As I got more into the book, however, I realized where my impatience stemmed from … that the difficulty in reading this story was that the main character was … me. He was me! The realization took hold last night and it’s with slow seepage that I’m letting it find a place in my being. I feel like I’m in public – naked and vulnerable – for all to see and witness. I don’t like it … but there it is … in black and white and well, French. And I felt compelled to share the power of this writing – even if it exposed me.
In reading those words, something has shifted … as the character was finding his way – so was I! An epiphany of sorts had occurred and it’s as if years of darkness have been cast aside and something has been sprinkled about me … the soothing lilt of French conversation, moonlight, glittering seas, knowing that grief takes time – and who is to say how much? Not so much demons but emptiness … hollowness and loneliness creep into the crevices of your soul when there is no light.

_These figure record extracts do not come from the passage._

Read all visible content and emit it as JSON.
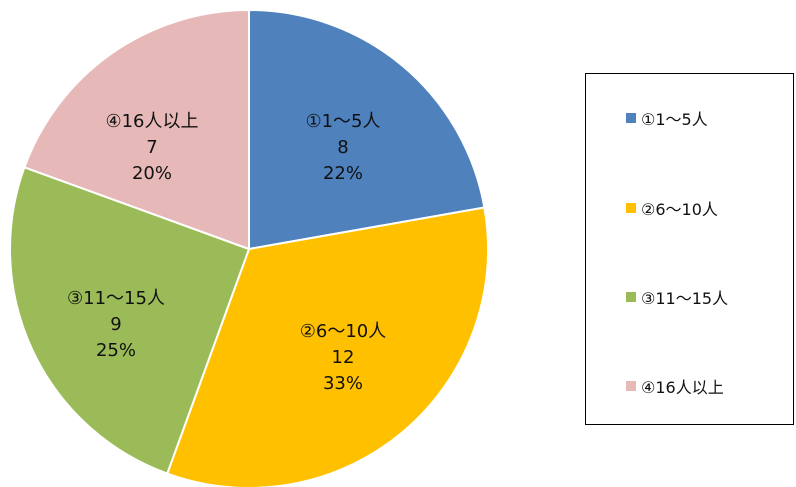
{
  "chart_data": {
    "type": "pie",
    "categories": [
      "①1～5人",
      "②6～10人",
      "③11～15人",
      "④16人以上"
    ],
    "values": [
      8,
      12,
      9,
      7
    ],
    "percents": [
      "22%",
      "33%",
      "25%",
      "20%"
    ],
    "colors": [
      "#4f81bd",
      "#ffc000",
      "#9bbb59",
      "#e6b9b8"
    ],
    "legend_position": "right",
    "title": ""
  }
}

And suddenly … through Monsieur Perdu … there was light. I traveled his journey with him – at least part of it – and have stepped into the light of a million stars. I could say sunshine – but it is night that I love more … when the velvet sky wraps around us and the sky sparkles with a million diamonds. I’ve always been a glitter girl.
It was sometime late last night, between when I put the book onto my nightstand and before I drifted off – just when I was thinking about the seal pup I saw on the beach and when I was marveling at the moonshine coming through my bedroom window – when I felt the shift … literary therapy had come full circle. Life imitating art.

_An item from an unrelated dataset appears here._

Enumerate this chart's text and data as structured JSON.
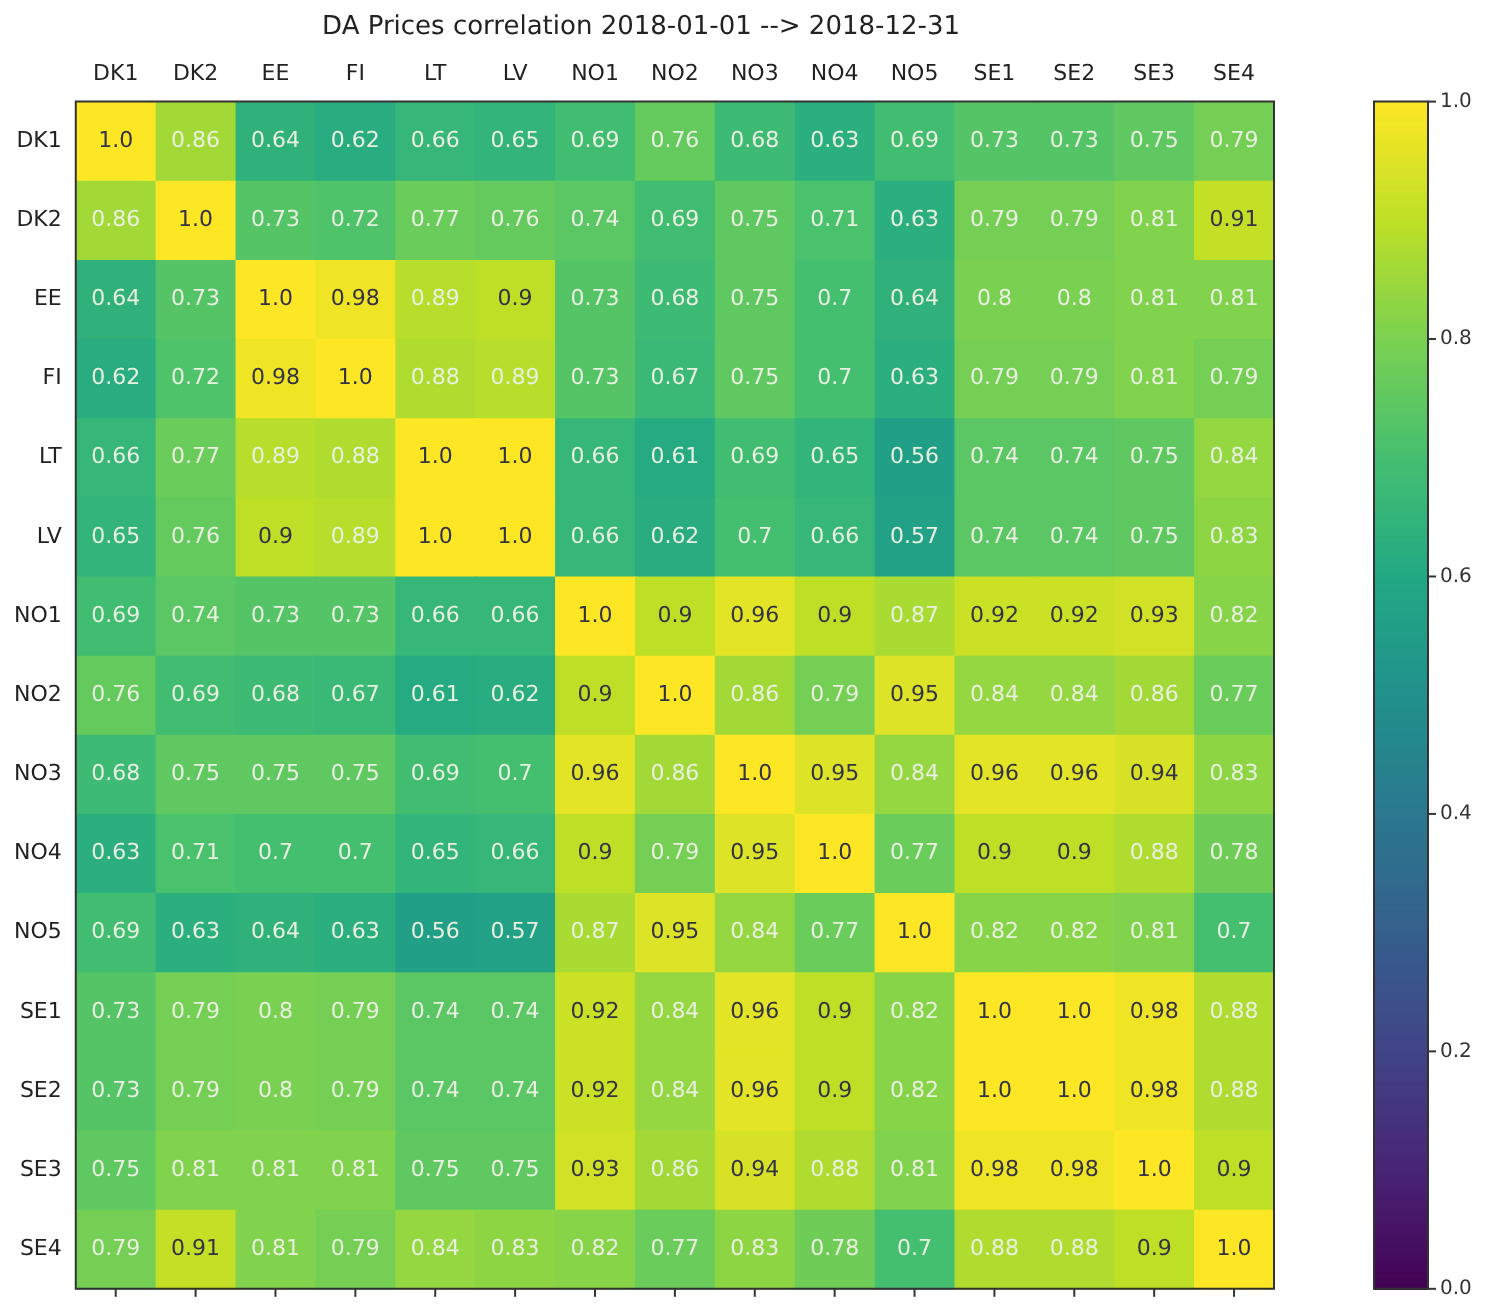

And so, in the pre-dawn hours I vowed not to continue on the path that I have walked for so long. The time of healing – the in-between time of having to say goodbye and choosing to say goodbye – the long (or short) period of grieving/of mourning – gives way to going forward with all that was as a new beginning. I don’t mean to sound so dramatic – but there was such clarity. Sadness takes up a lot of room in one’s heart. Great things are ahead – for anyone who is missing a loved one – if only we allow them!
Which brings me to my blind date. In about a week I will be on my way to NC, again. My 4th/5th time? I have a date (not in the traditional sense but perhaps with destiny?) and am hoping that this is IT! I know – been there/done that all before – and I know I’ve been saying (for a long, long time) that I have to get off this rock. But, I’m actually giddy! I’m apprehensive but excited … and something feels different this time around. So, I will go to the middle of the state and check out the Triad area (Winston-Salem/Greensboro/High Point) and amble, soak up the sights and smells and sounds … kick up some leaves … and figure this out. Once and for all.
I know it’s there. It’s time. I’m ready. My future is before me. Life awaits. C’est la vie!